Son socialisme, ses convictions, ses espoirs, elle les a fondés sur sa foi en la perfectibilité morale de l’homme. Elle avait, en effet, de la divinité humaine, une haute notion, qu’elle exaltait de livre en livre, et ainsi s’associait-elle par la pensée et par le sentiment à l’une des idées fondamentales du christianisme. Je veux dire au principe de libre arbitre et de responsabilité. D’où sa nette conception du devoir et de nos obligations morales.
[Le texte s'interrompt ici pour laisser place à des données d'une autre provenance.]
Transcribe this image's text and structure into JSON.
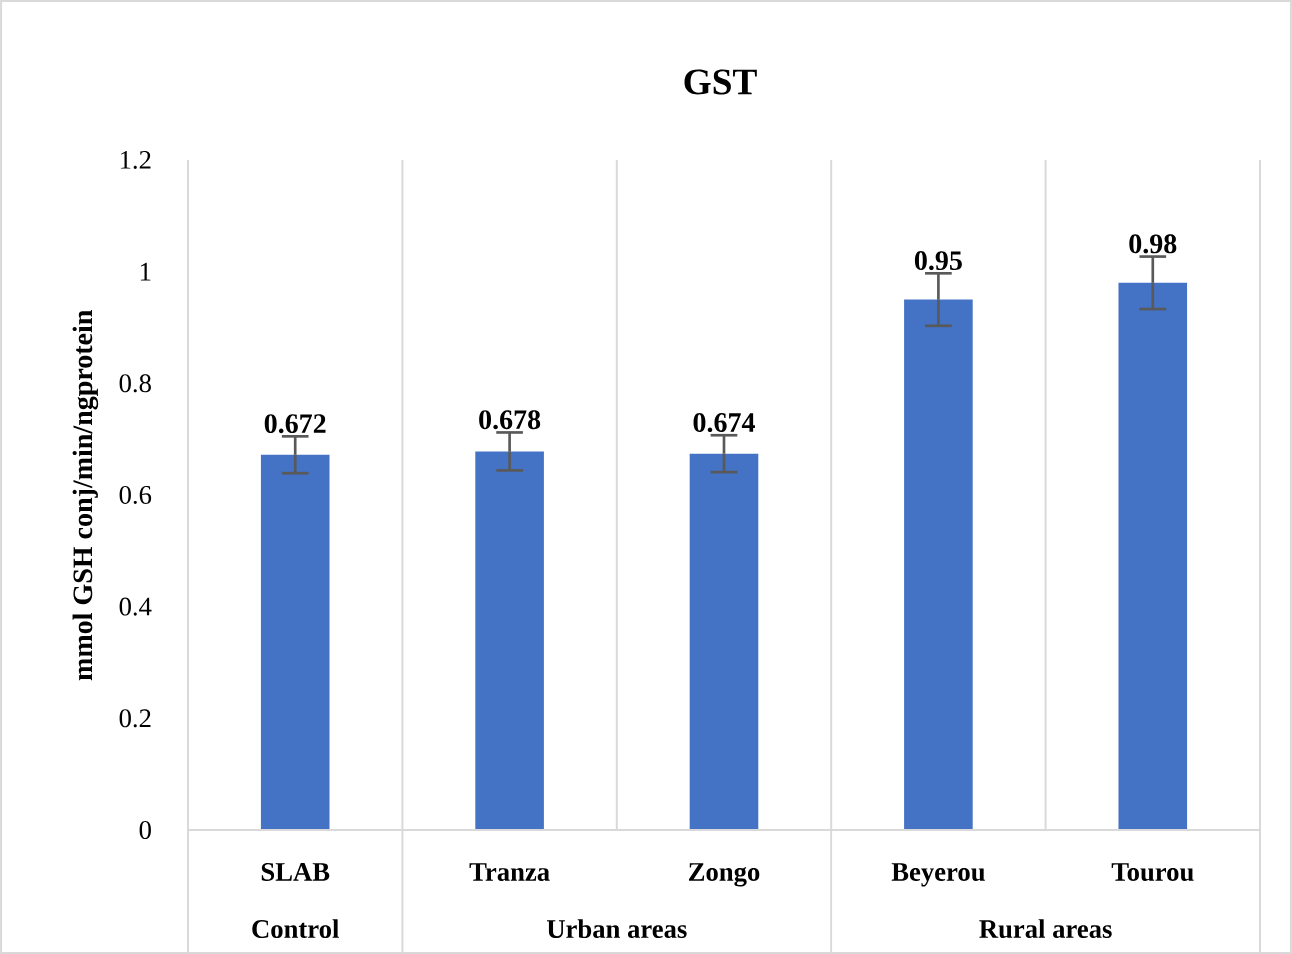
{
  "chart_data": {
    "type": "bar",
    "title": "GST",
    "ylabel": "mmol GSH conj/min/ngprotein",
    "categories": [
      "SLAB",
      "Tranza",
      "Zongo",
      "Beyerou",
      "Tourou"
    ],
    "values": [
      0.672,
      0.678,
      0.674,
      0.95,
      0.98
    ],
    "errors": [
      0.033,
      0.034,
      0.033,
      0.047,
      0.047
    ],
    "color": "#4472c4",
    "data_labels": true,
    "grid": "x",
    "ylim": [
      0,
      1.2
    ],
    "yticks": [
      0,
      0.2,
      0.4,
      0.6,
      0.8,
      1,
      1.2
    ],
    "annotations": [
      "Control",
      "Urban areas",
      "Rural areas"
    ]
  }
}
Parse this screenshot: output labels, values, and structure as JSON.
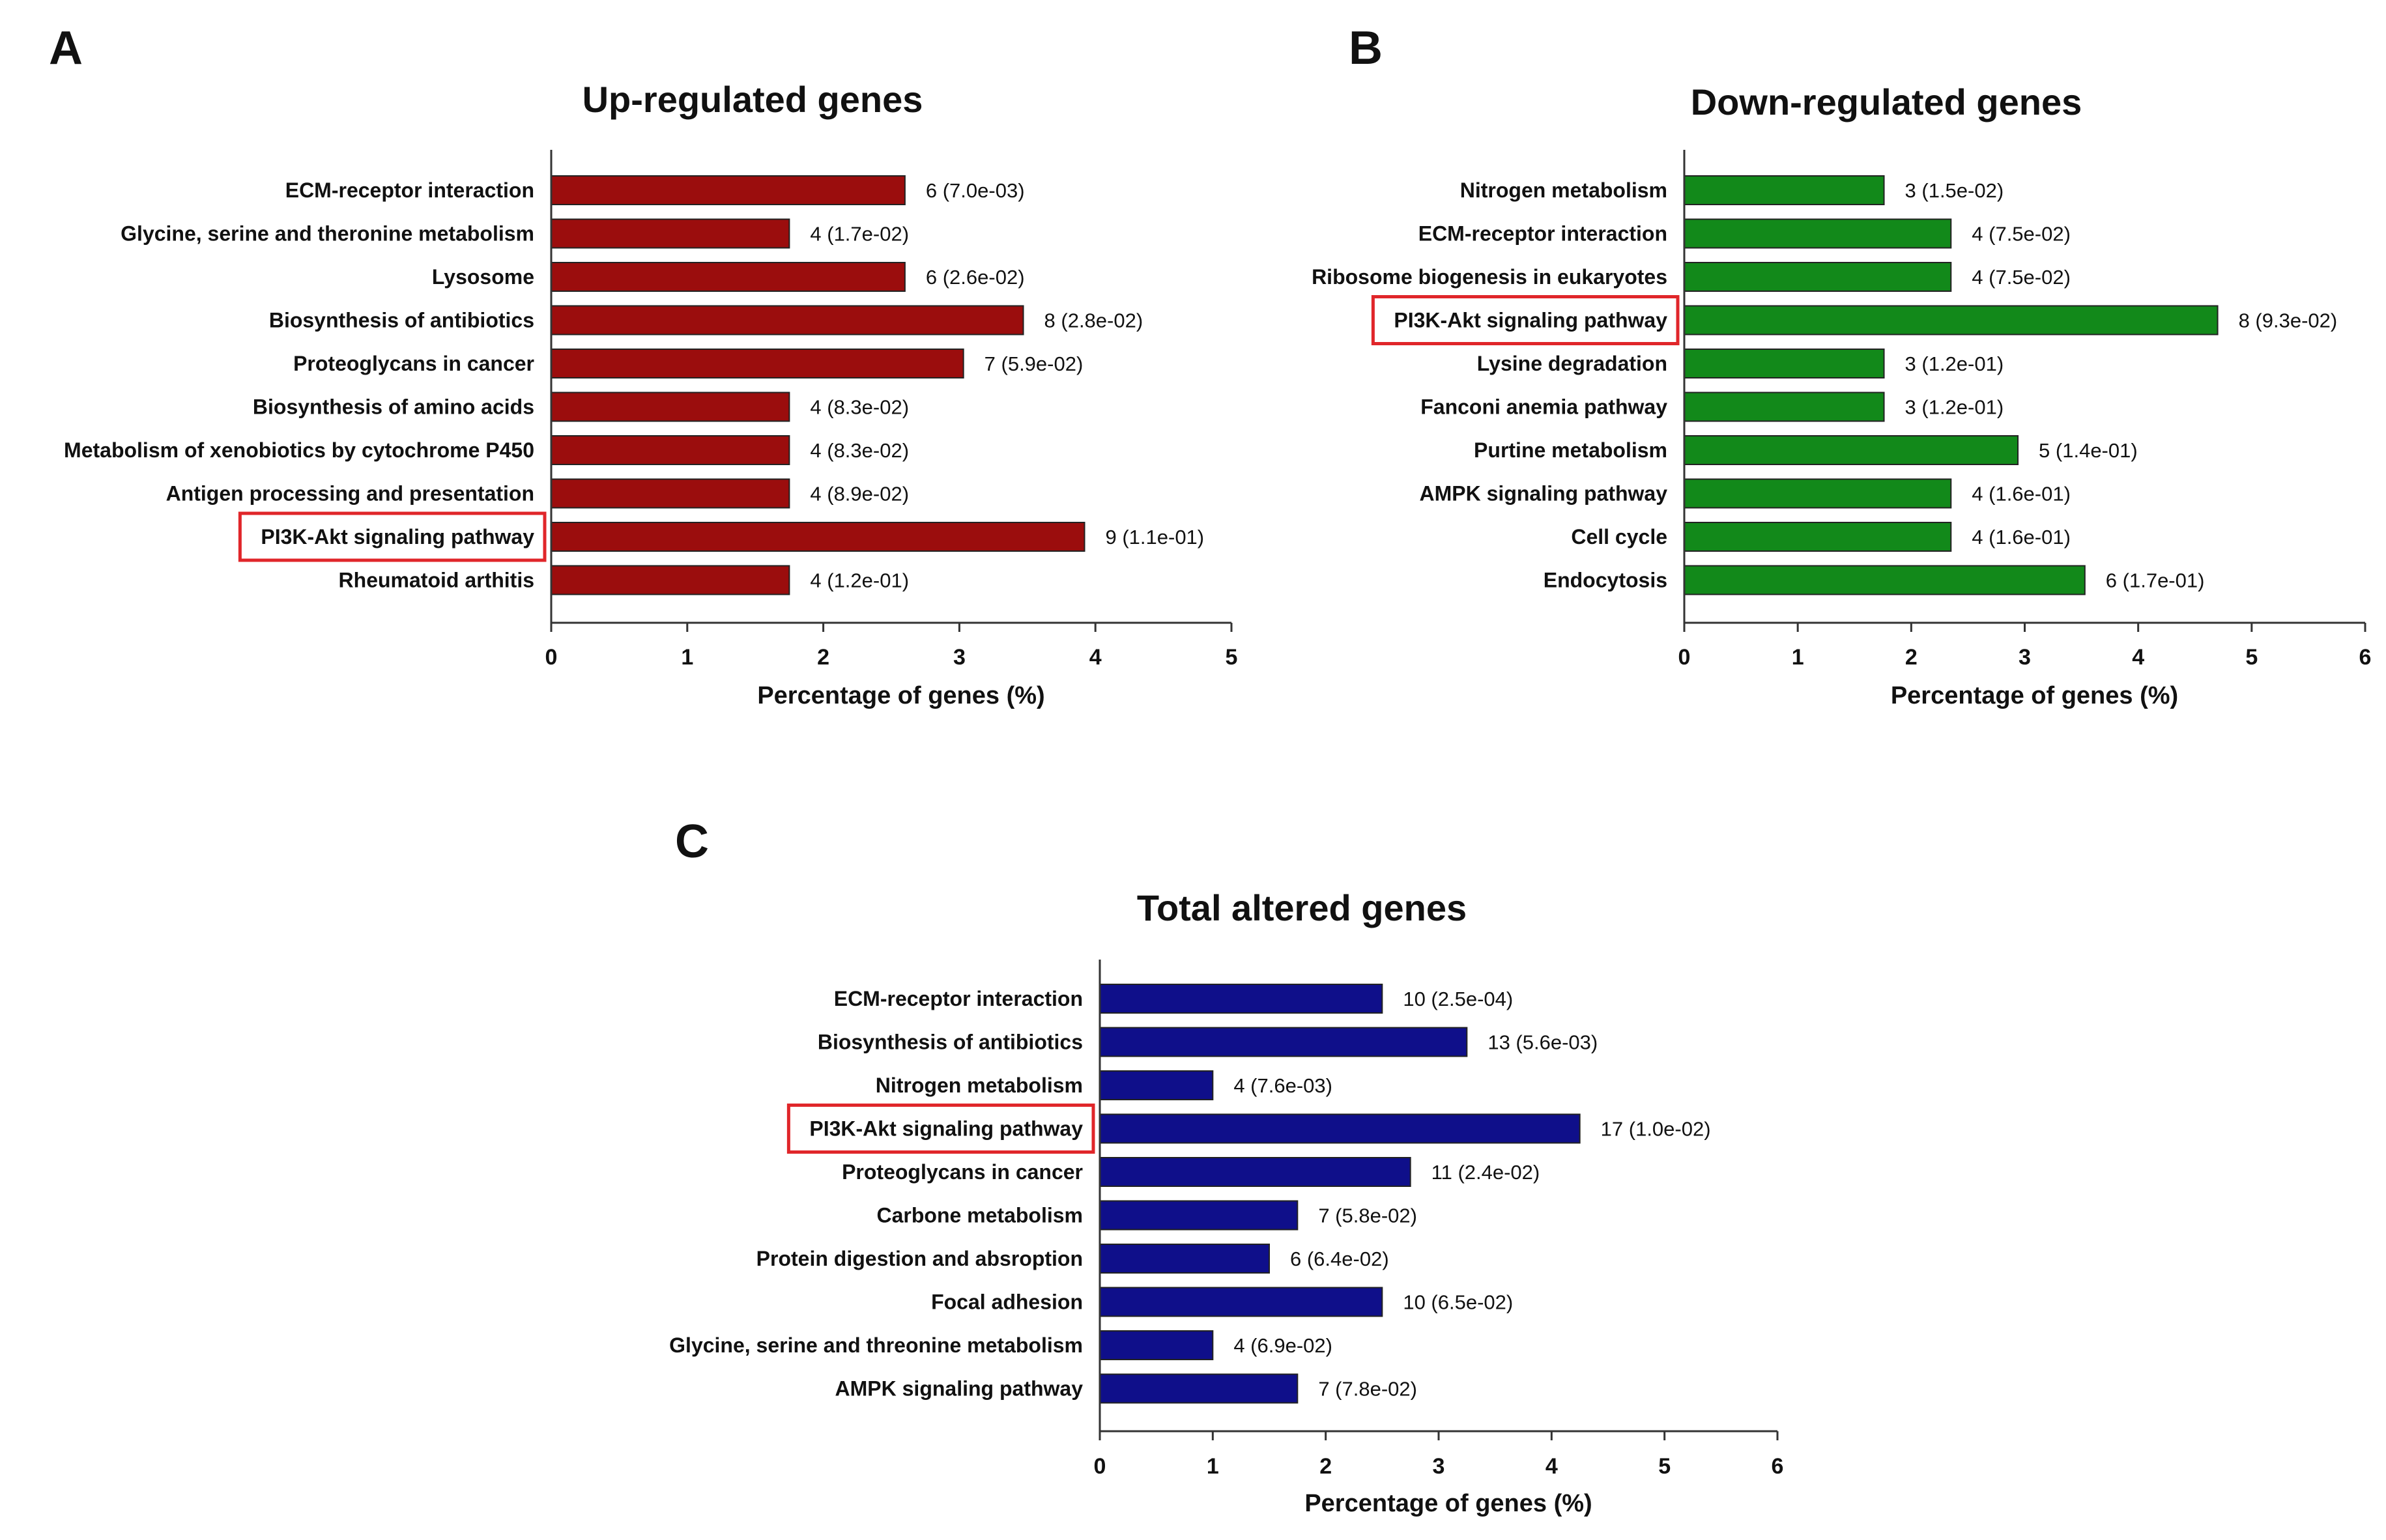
{
  "chart_data": [
    {
      "id": "A",
      "type": "bar",
      "orientation": "horizontal",
      "panel_letter": "A",
      "title": "Up-regulated genes",
      "xlabel": "Percentage of genes (%)",
      "ylabel": "",
      "xlim": [
        0,
        5
      ],
      "xticks": [
        "0",
        "1",
        "2",
        "3",
        "4",
        "5"
      ],
      "bar_color": "#9b0d0d",
      "highlight_color": "#e0262a",
      "categories": [
        "ECM-receptor interaction",
        "Glycine, serine and theronine metabolism",
        "Lysosome",
        "Biosynthesis of antibiotics",
        "Proteoglycans in cancer",
        "Biosynthesis of amino acids",
        "Metabolism of xenobiotics by cytochrome P450",
        "Antigen processing and presentation",
        "PI3K-Akt signaling pathway",
        "Rheumatoid arthitis"
      ],
      "values": [
        2.6,
        1.75,
        2.6,
        3.47,
        3.03,
        1.75,
        1.75,
        1.75,
        3.92,
        1.75
      ],
      "data_labels": [
        "6 (7.0e-03)",
        "4 (1.7e-02)",
        "6 (2.6e-02)",
        "8 (2.8e-02)",
        "7 (5.9e-02)",
        "4 (8.3e-02)",
        "4 (8.3e-02)",
        "4 (8.9e-02)",
        "9 (1.1e-01)",
        "4 (1.2e-01)"
      ],
      "highlighted": "PI3K-Akt signaling pathway"
    },
    {
      "id": "B",
      "type": "bar",
      "orientation": "horizontal",
      "panel_letter": "B",
      "title": "Down-regulated genes",
      "xlabel": "Percentage of genes (%)",
      "ylabel": "",
      "xlim": [
        0,
        6
      ],
      "xticks": [
        "0",
        "1",
        "2",
        "3",
        "4",
        "5",
        "6"
      ],
      "bar_color": "#12891a",
      "highlight_color": "#e0262a",
      "categories": [
        "Nitrogen metabolism",
        "ECM-receptor interaction",
        "Ribosome biogenesis in eukaryotes",
        "PI3K-Akt signaling pathway",
        "Lysine degradation",
        "Fanconi anemia pathway",
        "Purtine metabolism",
        "AMPK signaling pathway",
        "Cell cycle",
        "Endocytosis"
      ],
      "values": [
        1.76,
        2.35,
        2.35,
        4.7,
        1.76,
        1.76,
        2.94,
        2.35,
        2.35,
        3.53
      ],
      "data_labels": [
        "3 (1.5e-02)",
        "4 (7.5e-02)",
        "4 (7.5e-02)",
        "8 (9.3e-02)",
        "3 (1.2e-01)",
        "3 (1.2e-01)",
        "5 (1.4e-01)",
        "4 (1.6e-01)",
        "4 (1.6e-01)",
        "6 (1.7e-01)"
      ],
      "highlighted": "PI3K-Akt signaling pathway"
    },
    {
      "id": "C",
      "type": "bar",
      "orientation": "horizontal",
      "panel_letter": "C",
      "title": "Total altered genes",
      "xlabel": "Percentage of genes (%)",
      "ylabel": "",
      "xlim": [
        0,
        6
      ],
      "xticks": [
        "0",
        "1",
        "2",
        "3",
        "4",
        "5",
        "6"
      ],
      "bar_color": "#0f0f8a",
      "highlight_color": "#e0262a",
      "categories": [
        "ECM-receptor interaction",
        "Biosynthesis of antibiotics",
        "Nitrogen metabolism",
        "PI3K-Akt signaling pathway",
        "Proteoglycans in cancer",
        "Carbone metabolism",
        "Protein digestion and absroption",
        "Focal adhesion",
        "Glycine, serine and threonine metabolism",
        "AMPK signaling pathway"
      ],
      "values": [
        2.5,
        3.25,
        1.0,
        4.25,
        2.75,
        1.75,
        1.5,
        2.5,
        1.0,
        1.75
      ],
      "data_labels": [
        "10 (2.5e-04)",
        "13 (5.6e-03)",
        "4 (7.6e-03)",
        "17 (1.0e-02)",
        "11 (2.4e-02)",
        "7 (5.8e-02)",
        "6 (6.4e-02)",
        "10 (6.5e-02)",
        "4 (6.9e-02)",
        "7 (7.8e-02)"
      ],
      "highlighted": "PI3K-Akt signaling pathway"
    }
  ]
}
Peut-être, parmi les penseurs ou écrivains français, ses contemporains, n’y en a-t-il pas un qui ait compris aussi fortement que « ce n’est pas de pain seulement que l’homme a besoin pour vivre ». Quant à sa fierté, à ses exigeantes revendications, je répète qu’elles n’excluaient jamais la pitié, le pardon de l’offense, voire une patience sans bornes, qu’elle avait trouvée dans sa pitié même pour l’offenseur. George Sand a, maintes fois, célébré ces vertus dans ses œuvres et a su les incarner dans des types. On a écrit d’elle que, mère excellente, elle a travaillé assidûment jusqu’à ses derniers jours et que, amie sincère des paysans de son village, elle fut aimée d’eux avec ferveur.

Elle tirait, paraît-il, quelque satisfaction d’amour-propre de son origine aristocratique (par sa mère elle se rattachait à la maison de Saxe), mais, bien plus qu’à ces naïfs prestiges, elle était sensible, il faut le dire, à cette aristocratie vraie dont le seul apanage est la supériorité d’âme.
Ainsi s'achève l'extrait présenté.